In some modern roleplaying games, especially games based on FATE rules, character creation is something one player can’t do on his own. In order to create your character you have to cooperate with your fellow players. The character creation method in FATE makes sure the background stories of the player characters are already intertwined in some way. The GM (and the players) will never have to face the issue of the dreaded “team of loners” that have no reason to cooperate.
Another game that makes cooperative character creation necessary is the latest edition of the Warhammer Fantasy Roleplay game. In that game each party has to chose why they are working together (there’s a limited number of choices) and each party type grants certain abilities. There’s even a mechanic for handling in-party stress.
What I’ve learned in my years of roleplaying experience is, that a game definitely profits when the first session of a new game consists of character creation and coming up with a reason of why these characters work together. And in my opinion game masters should make it clear that the characters are supposed to cooperate.

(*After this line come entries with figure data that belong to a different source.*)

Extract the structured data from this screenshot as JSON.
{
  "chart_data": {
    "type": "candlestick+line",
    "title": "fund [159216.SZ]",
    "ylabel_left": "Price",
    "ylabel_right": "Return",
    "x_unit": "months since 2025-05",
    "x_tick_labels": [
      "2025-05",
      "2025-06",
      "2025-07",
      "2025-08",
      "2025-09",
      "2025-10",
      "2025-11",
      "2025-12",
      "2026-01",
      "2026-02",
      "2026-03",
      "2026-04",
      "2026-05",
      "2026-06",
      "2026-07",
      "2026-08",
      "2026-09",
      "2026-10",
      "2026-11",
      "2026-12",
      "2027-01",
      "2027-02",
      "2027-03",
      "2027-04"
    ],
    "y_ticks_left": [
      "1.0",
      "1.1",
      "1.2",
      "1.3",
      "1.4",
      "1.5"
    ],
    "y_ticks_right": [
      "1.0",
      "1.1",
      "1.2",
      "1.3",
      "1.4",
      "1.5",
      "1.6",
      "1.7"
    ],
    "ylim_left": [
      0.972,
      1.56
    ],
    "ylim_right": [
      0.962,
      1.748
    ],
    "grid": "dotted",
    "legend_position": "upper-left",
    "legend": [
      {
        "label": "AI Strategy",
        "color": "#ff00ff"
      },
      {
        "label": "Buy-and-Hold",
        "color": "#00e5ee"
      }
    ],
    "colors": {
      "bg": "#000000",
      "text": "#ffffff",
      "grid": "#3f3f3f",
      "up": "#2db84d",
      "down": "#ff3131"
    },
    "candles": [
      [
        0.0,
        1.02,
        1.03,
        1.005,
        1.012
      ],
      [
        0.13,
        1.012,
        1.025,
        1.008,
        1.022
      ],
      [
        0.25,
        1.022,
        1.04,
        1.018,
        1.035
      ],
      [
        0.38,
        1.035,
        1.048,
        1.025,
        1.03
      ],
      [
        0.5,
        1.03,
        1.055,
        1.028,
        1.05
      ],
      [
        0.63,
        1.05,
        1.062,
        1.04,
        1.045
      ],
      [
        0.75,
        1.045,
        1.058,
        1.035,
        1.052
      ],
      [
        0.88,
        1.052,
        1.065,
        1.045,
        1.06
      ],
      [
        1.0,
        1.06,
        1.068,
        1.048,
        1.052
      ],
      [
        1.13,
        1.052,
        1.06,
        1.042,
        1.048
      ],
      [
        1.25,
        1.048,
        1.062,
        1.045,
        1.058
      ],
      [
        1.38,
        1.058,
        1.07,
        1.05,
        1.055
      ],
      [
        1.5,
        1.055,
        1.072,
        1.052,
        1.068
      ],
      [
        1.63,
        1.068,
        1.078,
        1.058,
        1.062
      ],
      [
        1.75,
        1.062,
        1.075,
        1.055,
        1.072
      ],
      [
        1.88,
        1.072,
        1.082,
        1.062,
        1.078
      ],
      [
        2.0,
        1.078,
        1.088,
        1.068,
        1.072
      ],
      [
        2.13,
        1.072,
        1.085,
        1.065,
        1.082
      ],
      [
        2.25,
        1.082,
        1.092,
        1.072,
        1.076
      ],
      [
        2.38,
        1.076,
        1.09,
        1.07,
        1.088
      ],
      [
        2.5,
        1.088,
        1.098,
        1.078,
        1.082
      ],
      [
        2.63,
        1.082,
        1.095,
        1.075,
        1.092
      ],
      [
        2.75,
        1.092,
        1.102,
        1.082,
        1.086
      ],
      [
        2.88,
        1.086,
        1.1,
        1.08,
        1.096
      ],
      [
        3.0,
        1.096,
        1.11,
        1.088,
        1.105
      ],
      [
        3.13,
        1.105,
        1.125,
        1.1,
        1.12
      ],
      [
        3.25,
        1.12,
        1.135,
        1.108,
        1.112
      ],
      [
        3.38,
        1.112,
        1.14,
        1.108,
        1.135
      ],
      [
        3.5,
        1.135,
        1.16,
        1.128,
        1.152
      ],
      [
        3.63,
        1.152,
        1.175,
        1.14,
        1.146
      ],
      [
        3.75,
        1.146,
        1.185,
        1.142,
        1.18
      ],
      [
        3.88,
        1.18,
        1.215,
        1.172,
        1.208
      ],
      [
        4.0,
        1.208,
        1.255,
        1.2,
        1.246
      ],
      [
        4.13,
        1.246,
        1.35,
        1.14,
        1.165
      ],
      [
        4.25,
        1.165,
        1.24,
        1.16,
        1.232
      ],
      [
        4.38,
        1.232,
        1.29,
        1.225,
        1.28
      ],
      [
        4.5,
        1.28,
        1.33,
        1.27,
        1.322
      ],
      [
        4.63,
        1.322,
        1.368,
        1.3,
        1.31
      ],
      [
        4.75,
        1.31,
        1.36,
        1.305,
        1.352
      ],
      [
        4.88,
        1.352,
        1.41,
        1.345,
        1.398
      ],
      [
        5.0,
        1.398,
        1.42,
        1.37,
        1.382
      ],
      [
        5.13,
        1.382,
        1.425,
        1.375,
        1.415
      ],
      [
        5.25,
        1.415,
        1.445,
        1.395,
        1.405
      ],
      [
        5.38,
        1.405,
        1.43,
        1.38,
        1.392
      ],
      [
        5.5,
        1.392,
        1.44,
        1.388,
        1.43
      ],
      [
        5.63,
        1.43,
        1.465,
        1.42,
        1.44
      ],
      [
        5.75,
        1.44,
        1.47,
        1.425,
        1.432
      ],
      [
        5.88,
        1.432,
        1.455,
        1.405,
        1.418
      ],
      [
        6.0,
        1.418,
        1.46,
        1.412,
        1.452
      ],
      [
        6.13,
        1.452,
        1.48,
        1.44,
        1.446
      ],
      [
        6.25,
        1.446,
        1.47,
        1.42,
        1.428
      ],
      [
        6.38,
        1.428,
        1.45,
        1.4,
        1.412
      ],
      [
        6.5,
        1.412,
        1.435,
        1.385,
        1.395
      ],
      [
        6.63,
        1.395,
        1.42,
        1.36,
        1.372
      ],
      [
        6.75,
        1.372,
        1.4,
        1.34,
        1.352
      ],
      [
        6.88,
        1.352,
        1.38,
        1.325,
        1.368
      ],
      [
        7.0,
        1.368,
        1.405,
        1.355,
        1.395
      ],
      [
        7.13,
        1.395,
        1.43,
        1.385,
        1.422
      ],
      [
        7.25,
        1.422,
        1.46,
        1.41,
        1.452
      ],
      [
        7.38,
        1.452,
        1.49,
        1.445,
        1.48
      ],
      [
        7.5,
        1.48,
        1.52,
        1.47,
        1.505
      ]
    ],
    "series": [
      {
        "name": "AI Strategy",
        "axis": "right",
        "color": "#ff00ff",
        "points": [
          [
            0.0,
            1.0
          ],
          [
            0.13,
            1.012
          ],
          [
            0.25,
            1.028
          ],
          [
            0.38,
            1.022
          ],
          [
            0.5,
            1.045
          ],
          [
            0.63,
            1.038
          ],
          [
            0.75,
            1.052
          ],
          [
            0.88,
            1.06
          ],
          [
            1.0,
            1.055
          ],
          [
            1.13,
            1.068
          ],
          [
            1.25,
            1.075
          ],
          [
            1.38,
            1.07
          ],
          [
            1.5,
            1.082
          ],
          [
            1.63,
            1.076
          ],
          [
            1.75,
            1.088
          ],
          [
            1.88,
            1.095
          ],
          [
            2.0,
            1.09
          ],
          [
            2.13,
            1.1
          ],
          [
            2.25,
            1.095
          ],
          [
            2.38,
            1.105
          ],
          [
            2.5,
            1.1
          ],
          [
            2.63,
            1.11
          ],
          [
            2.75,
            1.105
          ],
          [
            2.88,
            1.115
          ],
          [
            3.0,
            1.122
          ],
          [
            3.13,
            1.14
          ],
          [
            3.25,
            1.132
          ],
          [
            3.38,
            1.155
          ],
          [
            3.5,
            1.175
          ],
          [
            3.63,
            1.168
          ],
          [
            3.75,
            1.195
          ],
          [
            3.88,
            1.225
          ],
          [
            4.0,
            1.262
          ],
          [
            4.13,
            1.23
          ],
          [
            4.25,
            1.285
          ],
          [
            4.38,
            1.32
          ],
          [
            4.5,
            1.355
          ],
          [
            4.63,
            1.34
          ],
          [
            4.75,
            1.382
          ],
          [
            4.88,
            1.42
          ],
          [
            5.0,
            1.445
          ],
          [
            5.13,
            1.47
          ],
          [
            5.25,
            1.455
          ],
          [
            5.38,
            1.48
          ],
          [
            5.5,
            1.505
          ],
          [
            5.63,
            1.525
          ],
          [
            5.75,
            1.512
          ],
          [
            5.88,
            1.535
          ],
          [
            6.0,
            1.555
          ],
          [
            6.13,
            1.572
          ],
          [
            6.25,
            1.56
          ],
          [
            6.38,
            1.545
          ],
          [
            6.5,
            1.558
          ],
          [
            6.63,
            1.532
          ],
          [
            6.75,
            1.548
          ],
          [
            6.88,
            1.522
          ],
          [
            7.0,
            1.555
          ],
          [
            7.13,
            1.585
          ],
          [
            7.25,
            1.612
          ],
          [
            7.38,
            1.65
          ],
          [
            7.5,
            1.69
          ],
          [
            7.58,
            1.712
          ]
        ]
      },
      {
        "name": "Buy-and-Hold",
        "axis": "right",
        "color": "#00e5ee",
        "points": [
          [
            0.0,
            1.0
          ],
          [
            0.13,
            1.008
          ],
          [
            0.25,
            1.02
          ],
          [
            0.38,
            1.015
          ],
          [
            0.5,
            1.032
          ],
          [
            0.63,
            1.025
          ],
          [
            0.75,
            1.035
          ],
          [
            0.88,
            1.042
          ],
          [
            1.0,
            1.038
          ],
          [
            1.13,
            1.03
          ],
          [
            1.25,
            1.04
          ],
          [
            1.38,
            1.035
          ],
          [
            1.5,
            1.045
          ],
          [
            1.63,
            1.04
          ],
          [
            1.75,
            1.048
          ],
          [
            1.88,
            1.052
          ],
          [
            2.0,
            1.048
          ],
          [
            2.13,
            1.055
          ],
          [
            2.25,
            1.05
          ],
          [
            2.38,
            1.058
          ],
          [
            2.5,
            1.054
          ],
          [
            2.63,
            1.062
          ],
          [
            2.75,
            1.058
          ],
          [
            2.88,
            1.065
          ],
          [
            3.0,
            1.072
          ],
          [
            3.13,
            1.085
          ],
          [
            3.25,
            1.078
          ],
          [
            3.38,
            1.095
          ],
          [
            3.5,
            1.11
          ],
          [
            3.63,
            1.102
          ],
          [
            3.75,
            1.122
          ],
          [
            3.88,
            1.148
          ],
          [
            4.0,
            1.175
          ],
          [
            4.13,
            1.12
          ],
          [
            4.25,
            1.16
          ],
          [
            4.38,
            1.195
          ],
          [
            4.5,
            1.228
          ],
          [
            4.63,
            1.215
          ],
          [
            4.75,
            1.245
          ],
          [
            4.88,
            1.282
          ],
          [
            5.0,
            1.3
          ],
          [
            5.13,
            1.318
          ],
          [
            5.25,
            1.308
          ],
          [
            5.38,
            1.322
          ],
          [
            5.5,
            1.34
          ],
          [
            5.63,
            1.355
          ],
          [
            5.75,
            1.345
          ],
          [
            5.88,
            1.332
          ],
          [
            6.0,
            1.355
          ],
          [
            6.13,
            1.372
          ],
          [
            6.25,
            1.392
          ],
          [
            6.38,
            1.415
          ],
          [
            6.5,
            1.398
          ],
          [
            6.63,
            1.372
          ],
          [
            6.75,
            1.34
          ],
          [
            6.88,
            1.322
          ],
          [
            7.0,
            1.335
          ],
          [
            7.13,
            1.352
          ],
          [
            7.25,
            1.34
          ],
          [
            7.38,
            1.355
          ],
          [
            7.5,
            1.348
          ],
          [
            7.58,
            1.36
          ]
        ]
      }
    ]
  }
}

In-party intrigue and infighting may be fun once in a while, but when the party members are on each other’s throats all the time, it has usually an detrimental effect on any game.
My advice to GMs is, that when you’ve decided what game to run, schedule a character creation session. Talk about what the players have to expect. Then ask the players to discuss their character concepts and make sure each character at least knows one other character in the party. Another possible connections are being a friend of a friend or having the same mentor, patron or enemy. Whatever it is give the players a reason why the would work together. And trust me, forcing the player characters to work together “because the king said so” never works. It’s better when the players come up with something themselves. The GMs role should be to encourage them to think about reasons.
As with all roleplaying advice your mileage may vary, but creating characters as a team effort definitely made things much easier for the players and the GM. If you haven’t done so, give it a try.